The search continues for a killer 30 years after a woman's body was found on the side of a New Bedford highway.

The murder investigation is the most expensive in state history, after authorities eventually found eight more women in the case.

The first woman, identified as Debra Medeiros, was found on Route 140 in North Freetown when a woman taking a traffic break found the partially decomposed body.

However, it took months for Medeiros to be identified.

Maureen Boyle, author of Shallow Graves, an account of the New Bedford highway killings case, was a reporter at the New Bedford Standard Times who extensively covered the case in 1988.

Boyle said Medeiros had gotten in an argument with her boyfriend, and left the house in New Bedford before disappearing.

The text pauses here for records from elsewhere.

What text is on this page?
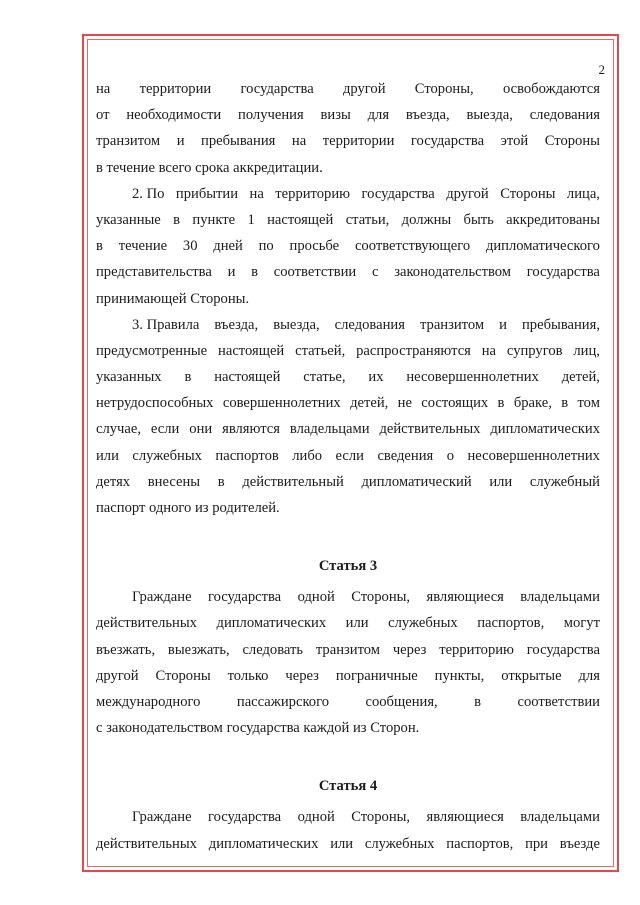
2
на территории государства другой Стороны, освобождаются
от необходимости получения визы для въезда, выезда, следования
транзитом и пребывания на территории государства этой Стороны
в течение всего срока аккредитации.
2. По прибытии на территорию государства другой Стороны лица,
указанные в пункте 1 настоящей статьи, должны быть аккредитованы
в течение 30 дней по просьбе соответствующего дипломатического
представительства и в соответствии с законодательством государства
принимающей Стороны.
3. Правила въезда, выезда, следования транзитом и пребывания,
предусмотренные настоящей статьей, распространяются на супругов лиц,
указанных в настоящей статье, их несовершеннолетних детей,
нетрудоспособных совершеннолетних детей, не состоящих в браке, в том
случае, если они являются владельцами действительных дипломатических
или служебных паспортов либо если сведения о несовершеннолетних
детях внесены в действительный дипломатический или служебный
паспорт одного из родителей.
Статья 3
Граждане государства одной Стороны, являющиеся владельцами
действительных дипломатических или служебных паспортов, могут
въезжать, выезжать, следовать транзитом через территорию государства
другой Стороны только через пограничные пункты, открытые для
международного пассажирского сообщения, в соответствии
с законодательством государства каждой из Сторон.
Статья 4
Граждане государства одной Стороны, являющиеся владельцами
действительных дипломатических или служебных паспортов, при въезде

"The deaths of these women really affected many, many people in the city," Boyle said. "It really touched a lot of families."

Soon after the first body was found in Freetown, the bodies of the other women were discovered. Then, it wasn't long before it became apparent that a serial killer was at work.

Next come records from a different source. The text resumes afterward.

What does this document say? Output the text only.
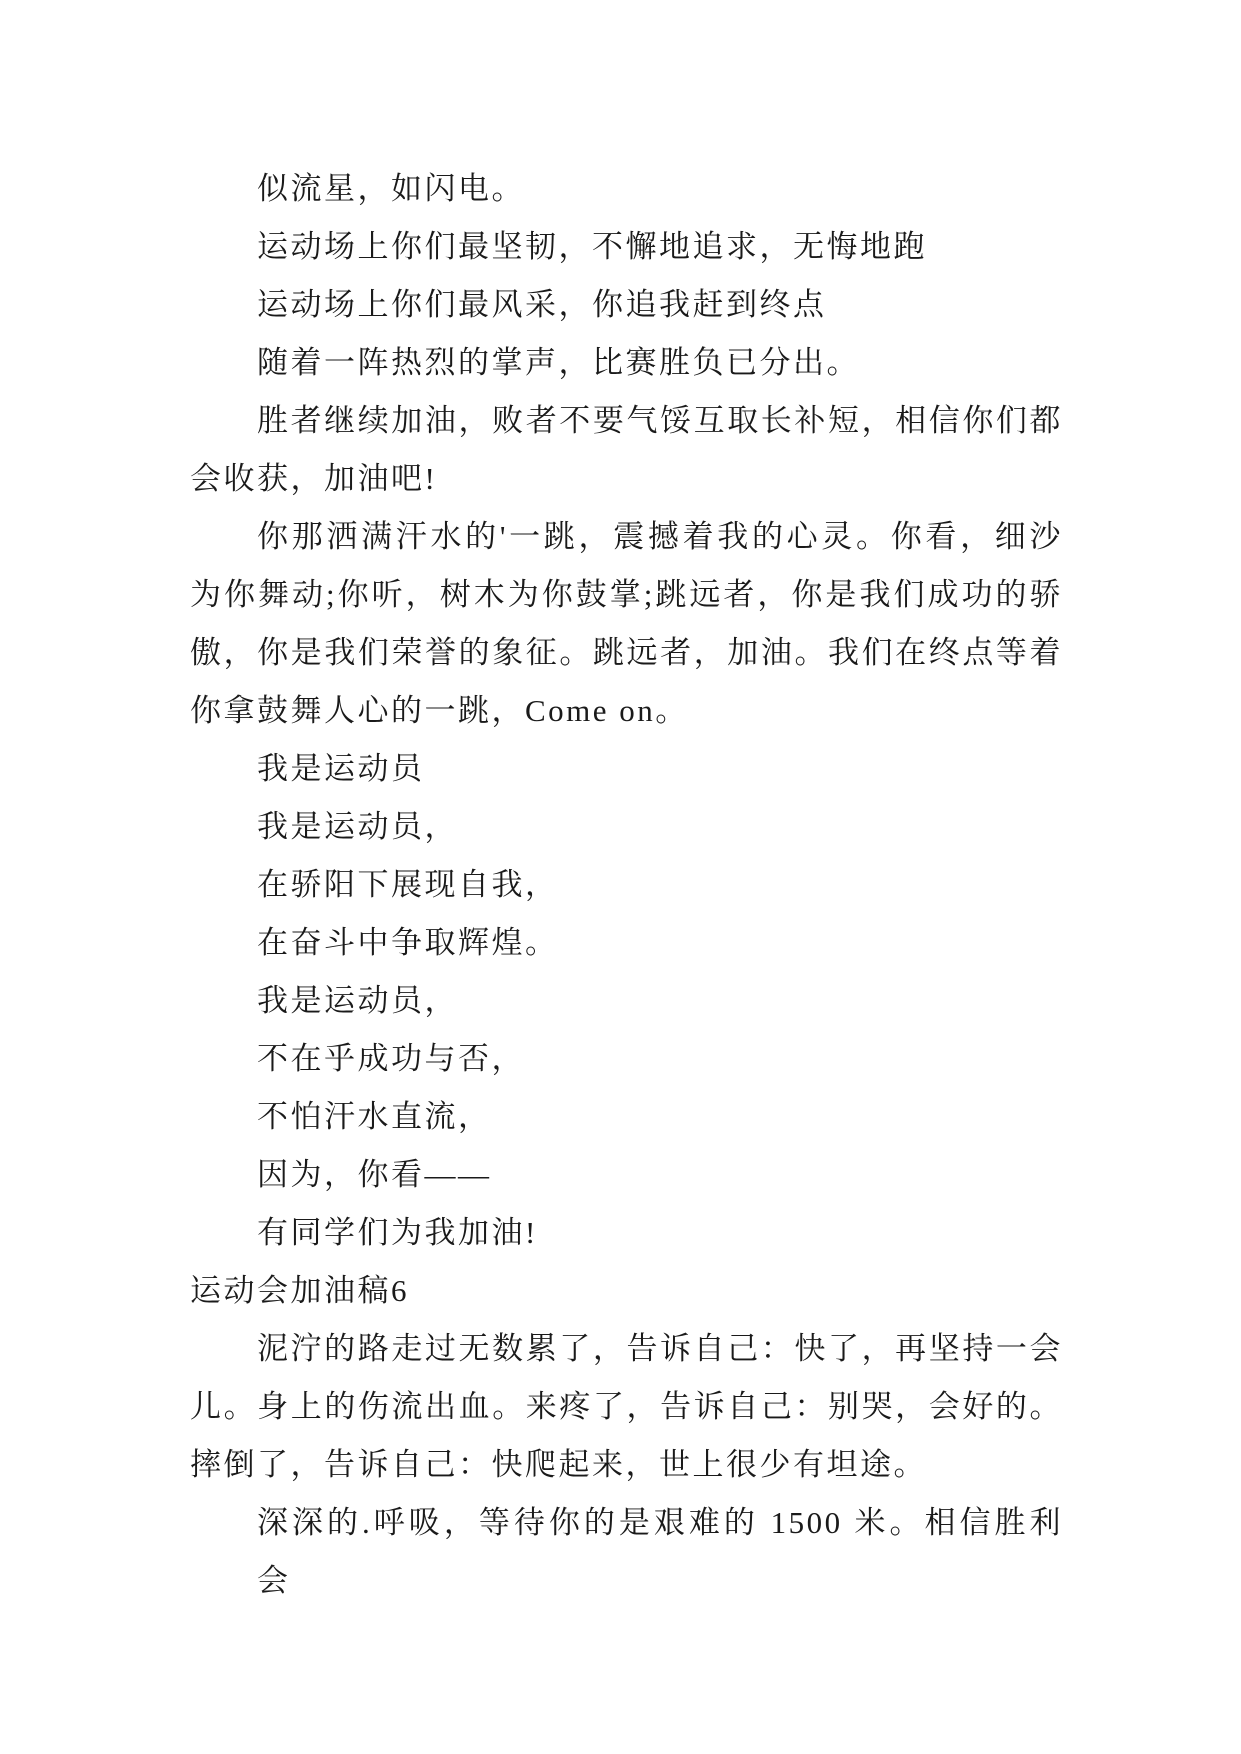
似流星，如闪电。
运动场上你们最坚韧，不懈地追求，无悔地跑
运动场上你们最风采，你追我赶到终点
随着一阵热烈的掌声，比赛胜负已分出。
胜者继续加油，败者不要气馁互取长补短，相信你们都
会收获，加油吧!
你那洒满汗水的'一跳，震撼着我的心灵。你看，细沙
为你舞动;你听，树木为你鼓掌;跳远者，你是我们成功的骄
傲，你是我们荣誉的象征。跳远者，加油。我们在终点等着
你拿鼓舞人心的一跳，Come on。
我是运动员
我是运动员，
在骄阳下展现自我，
在奋斗中争取辉煌。
我是运动员，
不在乎成功与否，
不怕汗水直流，
因为，你看——
有同学们为我加油!
运动会加油稿6
泥泞的路走过无数累了，告诉自己：快了，再坚持一会
儿。身上的伤流出血。来疼了，告诉自己：别哭，会好的。
摔倒了，告诉自己：快爬起来，世上很少有坦途。
深深的.呼吸，等待你的是艰难的 1500 米。相信胜利会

>>MORE: Tracking the New Bedford Highway Killer: The Murder of Debra DeMello

Jill Paiva was 16 years old when her mother, Nancy, became the second victim in the case.

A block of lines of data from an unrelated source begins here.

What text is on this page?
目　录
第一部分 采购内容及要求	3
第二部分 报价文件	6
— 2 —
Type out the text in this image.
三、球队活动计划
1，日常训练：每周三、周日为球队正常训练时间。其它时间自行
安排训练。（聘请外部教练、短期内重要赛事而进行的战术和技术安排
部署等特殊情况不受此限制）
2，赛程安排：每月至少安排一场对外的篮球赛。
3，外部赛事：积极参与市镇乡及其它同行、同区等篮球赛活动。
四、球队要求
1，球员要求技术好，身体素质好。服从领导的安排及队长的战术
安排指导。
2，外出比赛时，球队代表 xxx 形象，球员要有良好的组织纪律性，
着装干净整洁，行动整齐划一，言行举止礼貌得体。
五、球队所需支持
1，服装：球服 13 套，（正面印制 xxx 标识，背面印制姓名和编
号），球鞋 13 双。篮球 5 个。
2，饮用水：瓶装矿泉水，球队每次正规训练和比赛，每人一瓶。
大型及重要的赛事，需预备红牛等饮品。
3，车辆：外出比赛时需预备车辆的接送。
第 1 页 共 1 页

"There is no justice," Paiva said. "There is no answers. I can't pick up the phone and call my mother and say 'How did you make this? What do I do?' Just talk to her about my day, that's not fair.

New Bedford attorney Kenneth Ponte was charged with one of the nine highway murders, but that charge was dropped for lack of evidence.

In 30 years, there's never been a conviction, but the demand for justice remains strong.

Just because there was  a passage of time, just because we are talking 3 decades later, it doesn't mean you forget the person, the people who have been killed," Boyle said.

Paiva called for her emotional pain, along with the pain of others, to end.

"There has to be somebody who saw something, heard something, knows something," Paiva said. "It's been so long, please stop our suffering."